Walhydra glares at Goddess as if this explains everything.

"And...?"

"And I'm not getting Mom's business done. Legal work. Finances. Arranging in-home care for her Christmas visit. Finding assisted living in case she comes to need it. It's too scary. It hurts too much!"

Walhydra pauses.

"I feel like all I'm doing is plodding along and indulging my weakness."

"Nursing yourself."

"No. Well...."

"If you had a broken leg, instead of a broken heart?"

"Well...." Walhydra considers. "I'm afraid if I don't do this all well, that...."

Goddess holds Walhydra's gaze. "Everybody dies."

Silence.

"It keeps coming back to that, dear. However well you do, everybody dies."

More silence.

"You just do the finite amount you are able to do in a given moment. You don't measure yourself against anything else. Not even against your own history...or expectations. Just do what you can at the moment—even if it is only to breathe a bit more deeply."

Walhydra inhales slowly.

"See?"

Silence.

"Who do you think is going to punish you?"

"Huh?"

"You don't think 'God' will punish you for your finiteness, do you?"

"No! You know I don't believe that!"

"Then don't act like you do. Just go on."

"But...wait. Why do you bring 'Him' up? Aren't you both...?"

"Yes, yes. As you once said, I'm 'that same guy.' But you come to 'me' when you've let too much of that imaginary 'faux-christian boogeyman god' hide the real One's love for you."

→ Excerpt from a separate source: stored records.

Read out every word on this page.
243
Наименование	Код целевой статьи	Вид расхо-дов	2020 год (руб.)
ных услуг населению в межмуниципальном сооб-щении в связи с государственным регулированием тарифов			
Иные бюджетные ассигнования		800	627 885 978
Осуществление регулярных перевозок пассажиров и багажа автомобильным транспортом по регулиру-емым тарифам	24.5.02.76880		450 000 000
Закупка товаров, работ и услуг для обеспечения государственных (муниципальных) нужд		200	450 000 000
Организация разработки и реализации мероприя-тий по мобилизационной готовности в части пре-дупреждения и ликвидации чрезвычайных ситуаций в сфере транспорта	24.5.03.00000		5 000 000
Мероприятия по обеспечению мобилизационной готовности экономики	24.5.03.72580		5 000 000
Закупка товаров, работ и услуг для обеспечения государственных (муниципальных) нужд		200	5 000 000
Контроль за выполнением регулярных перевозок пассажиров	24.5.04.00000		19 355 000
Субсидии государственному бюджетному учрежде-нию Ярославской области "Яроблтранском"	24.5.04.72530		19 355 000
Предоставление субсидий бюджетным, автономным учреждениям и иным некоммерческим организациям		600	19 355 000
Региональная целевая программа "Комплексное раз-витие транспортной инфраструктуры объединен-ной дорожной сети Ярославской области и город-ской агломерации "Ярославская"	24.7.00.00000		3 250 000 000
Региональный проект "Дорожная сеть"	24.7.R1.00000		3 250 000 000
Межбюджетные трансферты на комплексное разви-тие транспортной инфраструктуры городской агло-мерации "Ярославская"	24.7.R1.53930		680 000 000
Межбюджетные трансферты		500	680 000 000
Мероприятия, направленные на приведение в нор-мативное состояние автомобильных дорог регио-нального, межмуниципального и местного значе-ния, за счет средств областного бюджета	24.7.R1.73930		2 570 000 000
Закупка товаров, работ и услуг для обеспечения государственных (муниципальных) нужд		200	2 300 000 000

She sits down beside Walhydra. "And when you want mothering."

"Yes."

Silence on both sides.

"So what do I do?" Walhydra asks at last.

Goddess gets a wicked grin. "Don't you read your own blog, dear? Just 'do the next thing'."

Walhydra frowns.

"Okay, try this then. Instead of your little intellectual mantra, try this one."

As Goddess stands up to leave, she peers into Walhydra's eyes—very deeply. Then she speaks softly.

"Joy and sorrow are weather, but the Spirit is the road."

And so it is.

Blessèd Be.

Note: LGBTQQFX = Lesbian, Gay, Bi-sexual, Transgendered, Queer, Questioning, Friends, and Xnyone-else-we-left-out.